Ex-Theranos exec Sunny Balwani gets 13 years for fraud


Ramesh “Sunny” Balwani, the former business partner of Theranos founder Elizabeth Holmes, has been sentenced to nearly 13 years in prison after being convicted of wire fraud.

His sentencing comes after ex-Theranos chief executive Holmes was given more than 11 years in prison last month after also being found guilty of defrauding investors in Theranos, which said it had developed technology that could diagnose a host of diseases with just a few drops of blood taken with a finger prick, rather than a larger sample drawn from a patient’s vein.

Holmes – who was convicted in January – launched an appeal against her sentence this week, but has not yet revealed the grounds for doing so. She has until 3 March next year to submit documentation to the appeals court, ahead of the scheduled start of her prison sentence on 27 April.

Like Holmes, former president and chief operating officer Balwani was found guilty of wire fraud, but he was also convicted of defrauding patients who used Theranos’ tests in an attempt to diagnose illness, raising the maximum sentence he faced to 20 years. He is also expected to appeal the sentence.

The pair – who were at one time in a romantic relationship – were initially placed on trial together, but went down separate legal avenues after Holmes accused Balwani of emotional and physical abuse during their time leading the biotech.

His lawyers argued that Balwani was less culpable than Holmes because he invested his own money into Theranos and, unlike the former CEO, never courted “fame or recognition” from his work at the biotech.

Holmes' appeal is considered to be a longshot, given that her attempt at a post-trial acquittal was rebuffed along with three attempts to force a new trial. She has also sought to remain out of prison during the appeals process, arguing that she is not a flight risk or danger to the public, and “has strong ties to her partner and family, including her son and soon-to-be-born child, that incentivise her to comply with her conditions of release.”

Holmes and Balwani were accused by prosecutors of using adverts and meetings to encourage doctors and patients to use its proprietary analyser and services, even though they knew they were incapable of producing reliable results for some tests.

They also used direct communication, marketing materials, media and financial statements, models and other information to defraud potential investors, according to the complaint.

Theranos raised almost $1 billion from investors before the company, and its claims, were eventually exposed as a sham. The company folded in 2018.

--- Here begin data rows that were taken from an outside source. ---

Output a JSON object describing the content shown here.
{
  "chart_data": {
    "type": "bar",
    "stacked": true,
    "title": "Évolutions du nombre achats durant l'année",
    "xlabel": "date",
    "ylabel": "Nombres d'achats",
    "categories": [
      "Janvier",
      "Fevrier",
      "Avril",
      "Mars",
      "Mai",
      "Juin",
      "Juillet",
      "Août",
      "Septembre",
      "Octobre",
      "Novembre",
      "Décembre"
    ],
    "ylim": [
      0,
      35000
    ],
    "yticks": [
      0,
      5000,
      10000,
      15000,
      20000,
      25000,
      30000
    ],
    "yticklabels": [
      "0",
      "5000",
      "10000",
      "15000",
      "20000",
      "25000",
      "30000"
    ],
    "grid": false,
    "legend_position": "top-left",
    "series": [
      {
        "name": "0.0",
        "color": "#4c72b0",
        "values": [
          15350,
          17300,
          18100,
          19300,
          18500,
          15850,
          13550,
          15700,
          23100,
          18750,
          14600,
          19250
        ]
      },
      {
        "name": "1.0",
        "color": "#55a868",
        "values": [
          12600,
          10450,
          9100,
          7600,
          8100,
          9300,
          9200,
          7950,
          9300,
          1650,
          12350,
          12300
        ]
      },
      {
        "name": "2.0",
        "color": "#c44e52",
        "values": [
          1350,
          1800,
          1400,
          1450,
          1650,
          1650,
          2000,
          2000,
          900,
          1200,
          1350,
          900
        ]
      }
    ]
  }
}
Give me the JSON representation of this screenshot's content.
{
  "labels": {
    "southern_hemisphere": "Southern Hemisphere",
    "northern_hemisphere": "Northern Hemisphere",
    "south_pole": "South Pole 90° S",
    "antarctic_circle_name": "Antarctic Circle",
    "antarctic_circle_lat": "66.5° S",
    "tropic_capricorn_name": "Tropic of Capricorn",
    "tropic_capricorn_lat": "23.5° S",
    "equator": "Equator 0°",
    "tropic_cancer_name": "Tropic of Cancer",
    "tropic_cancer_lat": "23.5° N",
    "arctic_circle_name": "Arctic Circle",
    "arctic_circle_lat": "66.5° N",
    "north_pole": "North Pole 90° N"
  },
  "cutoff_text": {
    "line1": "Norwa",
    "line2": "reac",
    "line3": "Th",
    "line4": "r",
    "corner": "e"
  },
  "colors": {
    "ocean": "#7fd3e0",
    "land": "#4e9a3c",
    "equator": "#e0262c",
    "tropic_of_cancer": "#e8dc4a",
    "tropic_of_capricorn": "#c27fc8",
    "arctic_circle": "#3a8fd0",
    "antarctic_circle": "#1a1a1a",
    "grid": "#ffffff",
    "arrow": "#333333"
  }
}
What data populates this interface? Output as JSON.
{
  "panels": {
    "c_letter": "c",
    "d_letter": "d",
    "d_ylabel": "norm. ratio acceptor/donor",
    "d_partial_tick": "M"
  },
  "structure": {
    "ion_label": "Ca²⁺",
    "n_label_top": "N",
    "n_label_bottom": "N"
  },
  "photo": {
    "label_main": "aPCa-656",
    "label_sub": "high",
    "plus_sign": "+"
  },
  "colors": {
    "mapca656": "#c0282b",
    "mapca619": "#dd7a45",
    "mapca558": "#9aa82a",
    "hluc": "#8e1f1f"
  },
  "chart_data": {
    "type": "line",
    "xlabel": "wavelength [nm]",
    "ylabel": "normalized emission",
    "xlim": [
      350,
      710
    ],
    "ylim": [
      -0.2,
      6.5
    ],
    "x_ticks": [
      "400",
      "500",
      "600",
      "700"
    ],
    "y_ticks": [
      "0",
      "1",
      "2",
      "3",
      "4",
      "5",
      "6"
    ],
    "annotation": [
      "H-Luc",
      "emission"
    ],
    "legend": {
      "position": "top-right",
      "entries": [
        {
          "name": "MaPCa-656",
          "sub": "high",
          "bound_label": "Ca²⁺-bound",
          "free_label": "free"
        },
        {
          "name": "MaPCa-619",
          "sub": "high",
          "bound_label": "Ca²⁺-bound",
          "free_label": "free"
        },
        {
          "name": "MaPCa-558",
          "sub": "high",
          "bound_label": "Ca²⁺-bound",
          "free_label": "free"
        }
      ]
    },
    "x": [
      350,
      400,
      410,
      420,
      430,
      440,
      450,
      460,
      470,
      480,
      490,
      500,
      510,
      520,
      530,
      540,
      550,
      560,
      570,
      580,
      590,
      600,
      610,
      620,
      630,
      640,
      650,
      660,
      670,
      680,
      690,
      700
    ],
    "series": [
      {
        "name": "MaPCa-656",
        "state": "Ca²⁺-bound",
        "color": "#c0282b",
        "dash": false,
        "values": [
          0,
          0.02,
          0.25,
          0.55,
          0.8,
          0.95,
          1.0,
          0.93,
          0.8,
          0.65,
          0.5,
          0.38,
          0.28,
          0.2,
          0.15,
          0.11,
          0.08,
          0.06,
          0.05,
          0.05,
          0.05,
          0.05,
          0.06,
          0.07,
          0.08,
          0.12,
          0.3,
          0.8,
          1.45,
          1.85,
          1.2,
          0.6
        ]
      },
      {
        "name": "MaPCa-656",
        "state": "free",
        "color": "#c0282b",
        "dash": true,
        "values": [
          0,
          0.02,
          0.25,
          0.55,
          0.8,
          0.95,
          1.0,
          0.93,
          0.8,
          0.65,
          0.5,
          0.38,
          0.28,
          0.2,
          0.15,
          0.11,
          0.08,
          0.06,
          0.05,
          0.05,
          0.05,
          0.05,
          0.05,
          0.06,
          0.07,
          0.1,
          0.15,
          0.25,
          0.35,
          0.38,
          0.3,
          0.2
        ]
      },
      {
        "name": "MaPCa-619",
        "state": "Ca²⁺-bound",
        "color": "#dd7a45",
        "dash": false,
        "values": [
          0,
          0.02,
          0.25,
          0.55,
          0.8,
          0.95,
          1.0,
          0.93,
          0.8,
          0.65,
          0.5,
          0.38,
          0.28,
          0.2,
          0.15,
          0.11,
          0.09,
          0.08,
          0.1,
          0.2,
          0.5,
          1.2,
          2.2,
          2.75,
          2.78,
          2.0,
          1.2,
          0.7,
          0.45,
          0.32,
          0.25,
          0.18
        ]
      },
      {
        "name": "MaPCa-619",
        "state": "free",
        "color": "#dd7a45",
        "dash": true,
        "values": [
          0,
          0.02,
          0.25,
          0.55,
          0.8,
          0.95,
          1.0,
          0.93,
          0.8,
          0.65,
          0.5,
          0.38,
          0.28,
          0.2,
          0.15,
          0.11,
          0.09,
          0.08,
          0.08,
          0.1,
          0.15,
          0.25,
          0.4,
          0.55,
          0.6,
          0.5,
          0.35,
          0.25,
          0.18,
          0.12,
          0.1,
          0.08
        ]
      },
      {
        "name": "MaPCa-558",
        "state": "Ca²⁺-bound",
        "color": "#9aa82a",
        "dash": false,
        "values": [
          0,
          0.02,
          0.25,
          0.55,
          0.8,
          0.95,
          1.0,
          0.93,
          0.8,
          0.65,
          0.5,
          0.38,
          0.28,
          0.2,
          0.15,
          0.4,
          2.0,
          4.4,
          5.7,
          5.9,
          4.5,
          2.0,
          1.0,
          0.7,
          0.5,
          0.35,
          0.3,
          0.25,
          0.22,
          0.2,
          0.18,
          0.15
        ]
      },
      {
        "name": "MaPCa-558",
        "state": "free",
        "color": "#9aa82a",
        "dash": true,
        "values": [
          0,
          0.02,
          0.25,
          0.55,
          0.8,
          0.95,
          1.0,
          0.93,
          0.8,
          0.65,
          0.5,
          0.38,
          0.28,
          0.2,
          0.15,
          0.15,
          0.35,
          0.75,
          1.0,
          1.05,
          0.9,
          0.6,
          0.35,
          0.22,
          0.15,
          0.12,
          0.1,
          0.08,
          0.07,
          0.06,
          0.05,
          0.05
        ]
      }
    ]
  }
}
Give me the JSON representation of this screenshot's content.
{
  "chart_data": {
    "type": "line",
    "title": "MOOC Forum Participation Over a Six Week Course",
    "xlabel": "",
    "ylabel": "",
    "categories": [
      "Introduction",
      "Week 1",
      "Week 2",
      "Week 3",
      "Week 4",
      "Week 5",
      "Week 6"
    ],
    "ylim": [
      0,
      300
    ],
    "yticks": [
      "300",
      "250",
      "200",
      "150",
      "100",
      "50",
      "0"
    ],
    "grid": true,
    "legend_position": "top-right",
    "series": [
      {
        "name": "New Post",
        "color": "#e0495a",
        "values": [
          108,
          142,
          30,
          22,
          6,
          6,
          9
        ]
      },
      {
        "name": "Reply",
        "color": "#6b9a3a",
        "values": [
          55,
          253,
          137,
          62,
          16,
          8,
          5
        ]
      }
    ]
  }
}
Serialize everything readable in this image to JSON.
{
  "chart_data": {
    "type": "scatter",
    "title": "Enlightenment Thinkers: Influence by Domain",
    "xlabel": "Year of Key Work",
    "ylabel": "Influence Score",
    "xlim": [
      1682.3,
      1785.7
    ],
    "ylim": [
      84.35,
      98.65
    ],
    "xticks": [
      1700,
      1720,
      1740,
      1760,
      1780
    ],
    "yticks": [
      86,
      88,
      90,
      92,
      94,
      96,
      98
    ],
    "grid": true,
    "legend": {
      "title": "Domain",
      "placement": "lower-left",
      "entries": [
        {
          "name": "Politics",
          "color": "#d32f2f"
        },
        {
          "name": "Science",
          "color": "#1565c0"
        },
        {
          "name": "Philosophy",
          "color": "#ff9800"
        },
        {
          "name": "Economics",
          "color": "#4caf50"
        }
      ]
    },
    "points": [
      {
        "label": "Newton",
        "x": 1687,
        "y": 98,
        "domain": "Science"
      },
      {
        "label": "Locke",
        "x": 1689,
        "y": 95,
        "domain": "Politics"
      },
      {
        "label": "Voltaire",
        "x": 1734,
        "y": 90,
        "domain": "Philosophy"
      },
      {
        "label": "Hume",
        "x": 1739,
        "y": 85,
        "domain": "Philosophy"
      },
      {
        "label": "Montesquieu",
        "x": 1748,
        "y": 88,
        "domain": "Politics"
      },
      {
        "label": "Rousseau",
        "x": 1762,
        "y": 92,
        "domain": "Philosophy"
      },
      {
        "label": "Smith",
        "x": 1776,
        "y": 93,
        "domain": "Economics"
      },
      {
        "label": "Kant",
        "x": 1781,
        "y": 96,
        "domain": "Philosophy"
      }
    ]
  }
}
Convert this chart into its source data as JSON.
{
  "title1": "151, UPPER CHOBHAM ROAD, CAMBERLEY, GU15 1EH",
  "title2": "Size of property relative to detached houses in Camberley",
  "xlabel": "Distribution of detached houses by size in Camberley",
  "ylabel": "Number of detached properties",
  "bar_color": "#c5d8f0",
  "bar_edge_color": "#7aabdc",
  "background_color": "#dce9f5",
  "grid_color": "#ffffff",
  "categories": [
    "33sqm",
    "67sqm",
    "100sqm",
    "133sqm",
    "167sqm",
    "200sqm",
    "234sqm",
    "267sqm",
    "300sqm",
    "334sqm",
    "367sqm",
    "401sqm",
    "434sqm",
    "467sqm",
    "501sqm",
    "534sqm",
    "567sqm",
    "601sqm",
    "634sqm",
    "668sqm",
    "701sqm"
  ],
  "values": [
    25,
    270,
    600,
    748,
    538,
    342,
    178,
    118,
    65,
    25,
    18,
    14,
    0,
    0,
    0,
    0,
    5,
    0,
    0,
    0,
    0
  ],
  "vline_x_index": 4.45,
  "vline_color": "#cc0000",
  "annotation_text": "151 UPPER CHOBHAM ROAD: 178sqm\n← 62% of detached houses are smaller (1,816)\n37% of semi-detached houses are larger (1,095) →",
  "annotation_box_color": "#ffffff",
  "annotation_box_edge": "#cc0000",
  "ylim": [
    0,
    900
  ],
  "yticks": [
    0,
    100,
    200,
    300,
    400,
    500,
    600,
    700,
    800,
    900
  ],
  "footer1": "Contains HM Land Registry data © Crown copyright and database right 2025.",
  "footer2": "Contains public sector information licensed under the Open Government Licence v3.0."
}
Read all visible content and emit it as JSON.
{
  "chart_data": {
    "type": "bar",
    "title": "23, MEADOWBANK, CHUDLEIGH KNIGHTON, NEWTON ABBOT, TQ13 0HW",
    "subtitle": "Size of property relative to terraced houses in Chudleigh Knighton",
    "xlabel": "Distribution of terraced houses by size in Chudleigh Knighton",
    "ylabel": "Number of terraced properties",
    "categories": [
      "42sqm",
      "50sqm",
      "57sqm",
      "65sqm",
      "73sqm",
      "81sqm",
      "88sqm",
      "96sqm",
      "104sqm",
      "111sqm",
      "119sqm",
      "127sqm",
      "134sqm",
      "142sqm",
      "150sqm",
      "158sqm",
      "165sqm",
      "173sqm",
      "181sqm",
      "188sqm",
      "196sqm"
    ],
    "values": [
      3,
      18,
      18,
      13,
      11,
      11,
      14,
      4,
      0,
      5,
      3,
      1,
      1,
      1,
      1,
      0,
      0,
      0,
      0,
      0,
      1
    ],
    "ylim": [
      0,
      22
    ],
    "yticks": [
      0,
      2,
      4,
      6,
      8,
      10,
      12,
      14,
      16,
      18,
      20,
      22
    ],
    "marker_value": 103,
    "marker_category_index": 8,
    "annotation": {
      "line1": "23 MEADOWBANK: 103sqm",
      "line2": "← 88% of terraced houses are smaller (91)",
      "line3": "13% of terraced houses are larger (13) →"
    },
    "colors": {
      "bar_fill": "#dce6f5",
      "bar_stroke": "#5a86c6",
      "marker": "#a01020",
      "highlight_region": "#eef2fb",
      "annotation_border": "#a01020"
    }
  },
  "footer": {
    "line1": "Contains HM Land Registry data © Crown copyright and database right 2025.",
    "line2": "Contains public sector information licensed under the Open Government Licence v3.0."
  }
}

“Ramesh Balwani, in a desire to become a Silicon Valley titan, valued business success and personal wealth far more than patient safety,” said Stephanie Hinds, US Attorney in the Northern District of California office.

“He chose deceit over candour with patients in need of medical care, and he treated his investors no better,” she added. “Today’s sentence should serve as a lesson to anyone considering fraud in their own push for success.”

In addition to the 155-month prison term, due to start on 15 March, Balwani must undergo three years of supervision following release from prison. A hearing to determine the amount of restitution he must pay is to be scheduled in the future.